A lifelong United fan, Neville has spent three years battling against a succession of injuries that started with a broken ankle and eventually turned into more muscular concerns.
Yet the 35-year-old has kept battling and although he is still to make an appearance for the Red Devils this season, is confident of doing so once the international break is over and the matches start to pile up.
Neville accepts on age grounds alone the time is drawing near when he will have to call time on his stellar career.
But, without the motivation of trying to play for United, he believes that day would have already passed.
"What keeps me going is the thought of running out at Old Trafford and winning trophies," he said.
"It is all I have known since I came to my first match when I was four. If I was anywhere else I would struggle.
"At this stage of my career, my motivation is to extract every since ounce of enjoyment I can.
"I want to contribute to a team that can win things. That is all I have ever wanted to do."
In a sense, Neville is in extra-time anyway.
At the end of April last season, long after fellow veterans Ryan Giggs and Paul Scholes had been handed one-year extensions, Neville was still waiting for Sir Alex Ferguson to extend the same gesture his way.
The former England full-back had long since stopped worrying about such matters.
Yet, as the realisation of what was coming suddenly dawned, he confirmed his feeling that life was about to change.
"I turned round during training one morning and said 'I have three games to go at Manchester United'," said Neville at a sponsorship announcement for Singha Beer.
"I had not spoken to the club and I genuinely felt it could be the last three weeks.
"The club didn't owe me anything and I was more than happy. I was enjoying myself.
"In some ways, my best football came in a period I thought I was just going to enjoy."

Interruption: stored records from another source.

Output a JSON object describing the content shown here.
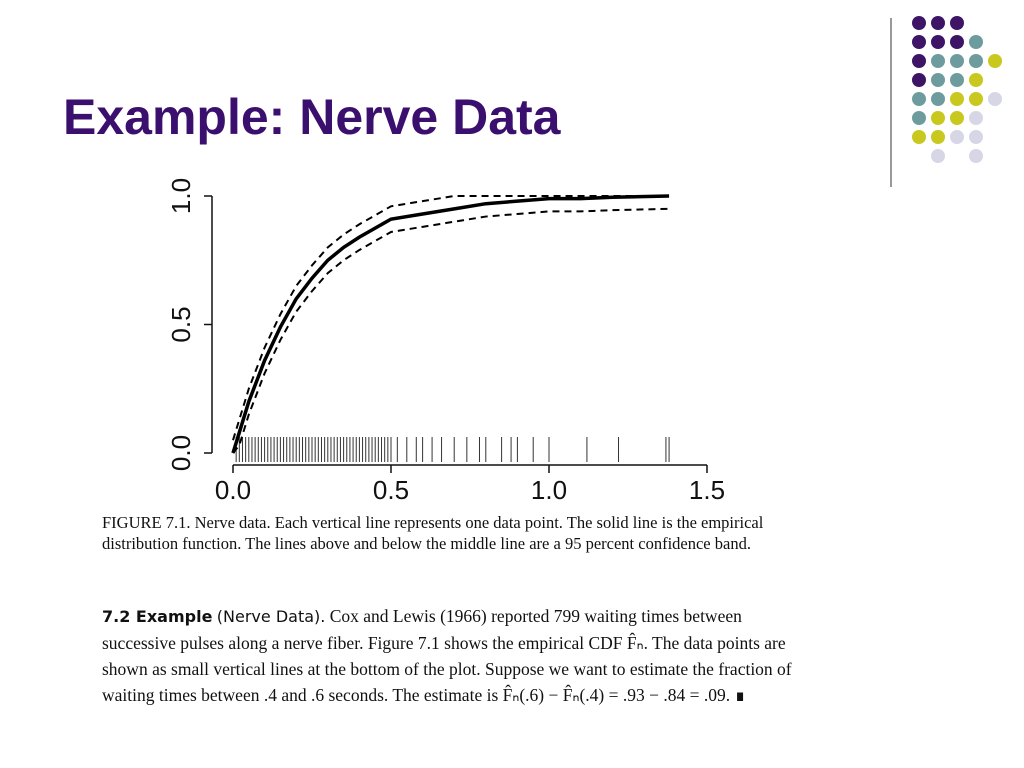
{
  "title": "Example: Nerve Data",
  "chart_data": {
    "type": "line",
    "x": [
      0,
      0.02,
      0.05,
      0.1,
      0.15,
      0.2,
      0.25,
      0.3,
      0.35,
      0.4,
      0.5,
      0.6,
      0.7,
      0.8,
      0.9,
      1.0,
      1.1,
      1.2,
      1.38
    ],
    "series": [
      {
        "color": "#000000",
        "dashed": false,
        "values": [
          0,
          0.08,
          0.2,
          0.36,
          0.49,
          0.6,
          0.68,
          0.75,
          0.8,
          0.84,
          0.91,
          0.93,
          0.95,
          0.97,
          0.98,
          0.99,
          0.99,
          0.995,
          1.0
        ]
      },
      {
        "color": "#000000",
        "dashed": true,
        "values": [
          0.05,
          0.13,
          0.25,
          0.41,
          0.54,
          0.65,
          0.73,
          0.8,
          0.85,
          0.89,
          0.96,
          0.98,
          1.0,
          1.0,
          1.0,
          1.0,
          1.0,
          1.0,
          1.0
        ]
      },
      {
        "color": "#000000",
        "dashed": true,
        "values": [
          0,
          0.03,
          0.15,
          0.31,
          0.44,
          0.55,
          0.63,
          0.7,
          0.75,
          0.79,
          0.86,
          0.88,
          0.9,
          0.92,
          0.93,
          0.94,
          0.94,
          0.945,
          0.95
        ]
      }
    ],
    "rug": [
      0.01,
      0.02,
      0.03,
      0.04,
      0.05,
      0.06,
      0.07,
      0.08,
      0.09,
      0.1,
      0.11,
      0.12,
      0.13,
      0.14,
      0.15,
      0.16,
      0.17,
      0.18,
      0.19,
      0.2,
      0.21,
      0.22,
      0.23,
      0.24,
      0.25,
      0.26,
      0.27,
      0.28,
      0.29,
      0.3,
      0.31,
      0.32,
      0.33,
      0.34,
      0.35,
      0.36,
      0.37,
      0.38,
      0.39,
      0.4,
      0.41,
      0.42,
      0.43,
      0.44,
      0.45,
      0.46,
      0.47,
      0.48,
      0.49,
      0.5,
      0.52,
      0.55,
      0.58,
      0.6,
      0.63,
      0.66,
      0.7,
      0.74,
      0.78,
      0.8,
      0.85,
      0.88,
      0.9,
      0.95,
      1.0,
      1.12,
      1.22,
      1.37,
      1.38
    ],
    "xlim": [
      0,
      1.5
    ],
    "ylim": [
      0,
      1
    ],
    "xticks": [
      {
        "value": 0,
        "label": "0.0"
      },
      {
        "value": 0.5,
        "label": "0.5"
      },
      {
        "value": 1,
        "label": "1.0"
      },
      {
        "value": 1.5,
        "label": "1.5"
      }
    ],
    "yticks": [
      {
        "value": 0,
        "label": "0.0"
      },
      {
        "value": 0.5,
        "label": "0.5"
      },
      {
        "value": 1,
        "label": "1.0"
      }
    ]
  },
  "caption": "FIGURE 7.1. Nerve data. Each vertical line represents one data point. The solid line is the empirical distribution function. The lines above and below the middle line are a 95 percent confidence band.",
  "example": {
    "label": "7.2 Example",
    "name": "(Nerve Data).",
    "text": "Cox and Lewis (1966) reported 799 waiting times between successive pulses along a nerve fiber. Figure 7.1 shows the empirical CDF F̂ₙ. The data points are shown as small vertical lines at the bottom of the plot. Suppose we want to estimate the fraction of waiting times between .4 and .6 seconds. The estimate is F̂ₙ(.6) − F̂ₙ(.4) = .93 − .84 = .09. ∎"
  }
}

So well was Neville playing at the time there was even talk of a call into Fabio Capello's World Cup squad.
In the end, the Italian never got in touch and given subsequent events involving David Beckham, it is almost certain Neville will never represent his country again.
Still, with 85 caps he has not done badly, his final international appropriately enough against Spain at Old Trafford, just before that fateful ankle injury at the end of what he now classes as the second phase of his career.
"My career has been in three distinct parts," he said.
"I had the pre-first-team time, then from 19 to nearly 33, it was virtually flawless.
"I was always on the teamsheet and regularly playing nearly 50 games a season.
"Then I got the injury and was missing for 18 months. Coming back I felt as though the game had moved on and found it really difficult to adapt.
"It was like I had to learn to adapt to my own body. I was training differently."
It was a whole new experience, similar to the one he had to cope with all those years ago when he made his breakthrough from that famous "Class of 92".
"I feel as though I am starting again. I have had to build myself up from the bottom," he continued.
"Now I have to target 30 games."
As United played only three times in the opening three weeks of the season and John O'Shea started every game, Neville has been watching from the stands.
But a similar period this month sees United playing seven times, including their opening two Champions League games and a Carling Cup trip to Scunthorpe.
This is where Neville feels his opportunities will come.
"There are periods where I have to be ready for the manager to use me," he said.
"You can almost tell when those times will be. Coming up to Christmas when the pitches start to get a bit rougher and experience is required. Post-Christmas when some of the younger players have had six months and need a rest.
"My first games this season will probably be in the Carling Cup and lesser games.
"I know there will be some point in the season where the manager needs me. I have to be ready for that moment."